Effect of PdhR on the ndh and cyoABCD promoters. (A and B) The promoter assay vectors containing the ndh or cyoABCD promoters were transformed into wild-type (KP7600) and pdhR deletion mutant (JD20368) cells and grown in LB medium under aerobic (open bars) and anaerobic (closed bars) conditions. Promoter activities were determined at a cell density of an OD₆₀₀ of 0.6 and are represented as GFP/RFP ratios. (C and D) Wild-type cells and pdhR mutant transformants were grown in LB in the absence (lanes 1 and 2) or presence of 10 mM glucose (lanes 3 and 4) or 40 mM pyruvate (lanes 5 and 6) and under the aerobic (open bars) and anaerobic (closed bars) conditions.
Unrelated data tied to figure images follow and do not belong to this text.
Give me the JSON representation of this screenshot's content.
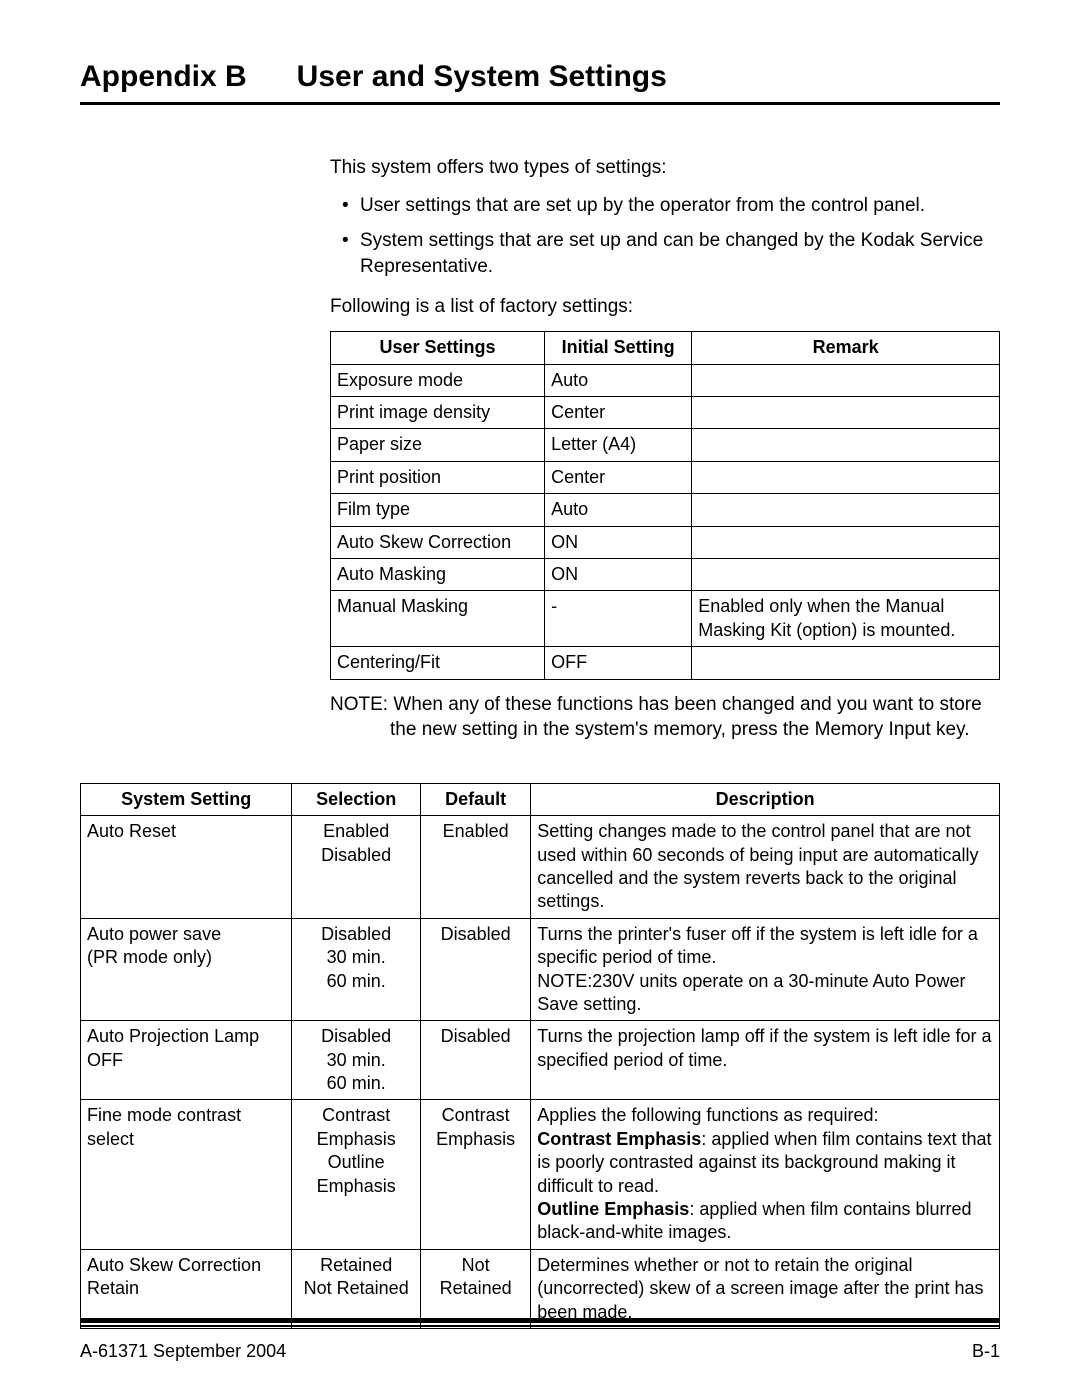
{
  "header": {
    "appendix": "Appendix B",
    "title": "User and System Settings"
  },
  "intro": {
    "lead": "This system offers two types of settings:",
    "bullets": [
      "User settings that are set up by the operator from the control panel.",
      "System settings that are set up and can be changed by the Kodak Service Representative."
    ],
    "following": "Following is a list of factory settings:"
  },
  "user_table": {
    "columns": [
      "User Settings",
      "Initial Setting",
      "Remark"
    ],
    "rows": [
      [
        "Exposure mode",
        "Auto",
        ""
      ],
      [
        "Print image density",
        "Center",
        ""
      ],
      [
        "Paper size",
        "Letter (A4)",
        ""
      ],
      [
        "Print position",
        "Center",
        ""
      ],
      [
        "Film type",
        "Auto",
        ""
      ],
      [
        "Auto Skew Correction",
        "ON",
        ""
      ],
      [
        "Auto Masking",
        "ON",
        ""
      ],
      [
        "Manual Masking",
        "-",
        "Enabled only when the Manual Masking Kit (option) is mounted."
      ],
      [
        "Centering/Fit",
        "OFF",
        ""
      ]
    ]
  },
  "note": "NOTE: When any of these functions has been changed and you want to store the new setting in the system's memory, press the Memory Input key.",
  "sys_table": {
    "columns": [
      "System Setting",
      "Selection",
      "Default",
      "Description"
    ],
    "rows": [
      {
        "setting": "Auto Reset",
        "selection": "Enabled\nDisabled",
        "default": "Enabled",
        "desc_plain": "Setting changes made to the control panel that are not used within 60 seconds of being input are automatically cancelled and the system reverts back to the original settings."
      },
      {
        "setting": "Auto power save\n(PR mode only)",
        "selection": "Disabled\n30 min.\n60 min.",
        "default": "Disabled",
        "desc_plain": "Turns the printer's fuser off if the system is left idle for a specific period of time.\nNOTE:230V units operate on a 30-minute Auto Power Save setting."
      },
      {
        "setting": "Auto Projection Lamp OFF",
        "selection": "Disabled\n30 min.\n60 min.",
        "default": "Disabled",
        "desc_plain": "Turns the projection lamp off if the system is left idle for a specified period of time."
      },
      {
        "setting": "Fine mode contrast select",
        "selection": "Contrast\nEmphasis\nOutline\nEmphasis",
        "default": "Contrast\nEmphasis",
        "desc_rich": {
          "pre": "Applies the following functions as required:",
          "b1": "Contrast Emphasis",
          "t1": ": applied when film contains text that is poorly contrasted against its background making it difficult to read.",
          "b2": "Outline Emphasis",
          "t2": ": applied when film contains blurred black-and-white images."
        }
      },
      {
        "setting": "Auto Skew Correction Retain",
        "selection": "Retained\nNot Retained",
        "default": "Not\nRetained",
        "desc_plain": "Determines whether or not to retain the original (uncorrected) skew of a screen image after the print has been made."
      }
    ]
  },
  "footer": {
    "left": "A-61371   September 2004",
    "right": "B-1"
  }
}
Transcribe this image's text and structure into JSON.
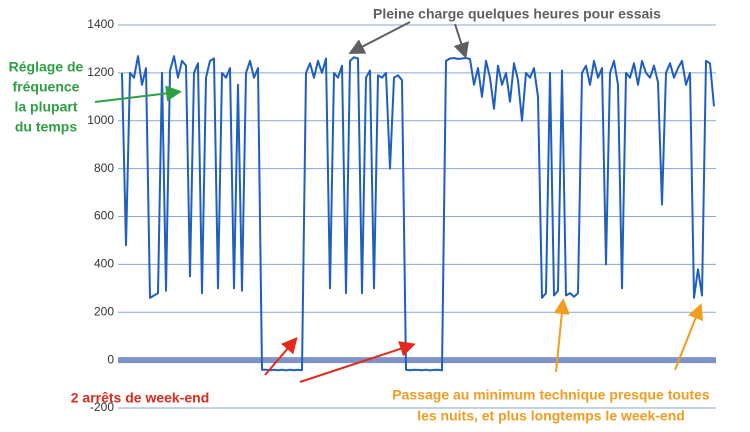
{
  "chart_data": {
    "type": "line",
    "ylim": [
      -200,
      1400
    ],
    "yticks": [
      -200,
      0,
      200,
      400,
      600,
      800,
      1000,
      1200,
      1400
    ],
    "grid": true,
    "series": [
      {
        "color": "#1f5fbf",
        "values": [
          1200,
          480,
          1200,
          1180,
          1270,
          1150,
          1220,
          260,
          270,
          280,
          1200,
          290,
          1210,
          1270,
          1180,
          1250,
          1230,
          350,
          1200,
          1240,
          280,
          1180,
          1250,
          1260,
          300,
          1200,
          1180,
          1220,
          300,
          1150,
          290,
          1200,
          1250,
          1180,
          1220,
          -40,
          -40,
          -42,
          -40,
          -42,
          -40,
          -43,
          -40,
          -42,
          -40,
          -42,
          1200,
          1240,
          1180,
          1250,
          1200,
          1260,
          300,
          1200,
          1180,
          1230,
          280,
          1250,
          1265,
          1260,
          280,
          1180,
          1210,
          300,
          1190,
          1180,
          1200,
          800,
          1180,
          1190,
          1170,
          -40,
          -42,
          -40,
          -41,
          -42,
          -40,
          -43,
          -41,
          -40,
          -42,
          1250,
          1260,
          1262,
          1258,
          1260,
          1262,
          1258,
          1150,
          1220,
          1100,
          1250,
          1180,
          1050,
          1230,
          1150,
          1200,
          1080,
          1240,
          1170,
          1000,
          1200,
          1180,
          1220,
          1100,
          260,
          280,
          1200,
          270,
          290,
          1210,
          270,
          280,
          265,
          280,
          1200,
          1230,
          1150,
          1250,
          1180,
          1220,
          400,
          1200,
          1250,
          1150,
          300,
          1200,
          1180,
          1240,
          1150,
          1250,
          1200,
          1180,
          1230,
          1160,
          650,
          1200,
          1240,
          1180,
          1220,
          1250,
          1150,
          1200,
          260,
          380,
          270,
          1250,
          1240,
          1060
        ]
      }
    ],
    "annotations": [
      {
        "lines": [
          "Pleine charge quelques heures pour essais"
        ],
        "color": "#5f5f5f"
      },
      {
        "lines": [
          "Réglage de",
          "fréquence",
          "la plupart",
          "du temps"
        ],
        "color": "#2ea043"
      },
      {
        "lines": [
          "2 arrêts de week-end"
        ],
        "color": "#e3281c"
      },
      {
        "lines": [
          "Passage au minimum technique presque toutes",
          "les nuits, et plus longtemps le week-end"
        ],
        "color": "#f39c1f"
      }
    ]
  }
}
Promoter activities were determined at a cell density of an OD₆₀₀ of 0.2. (E) The activity of a single-copy cyoA promoter-lacZ fusion in wild-type (KP74201) (lane 1) and pdhR mutant (KP74202) (lane 2) cells was determined by measuring β-galactosidase activity at a cell density of an OD₆₀₀ of 0.6 under aerobic conditions.

FIG. 7.

Role of PdhR as a master regulator of the metabolic pathways including both NAD-linked oxidative decarboxylation of pyruvate to acetyl-CoA and respiratory electron transport of NADH to oxygen.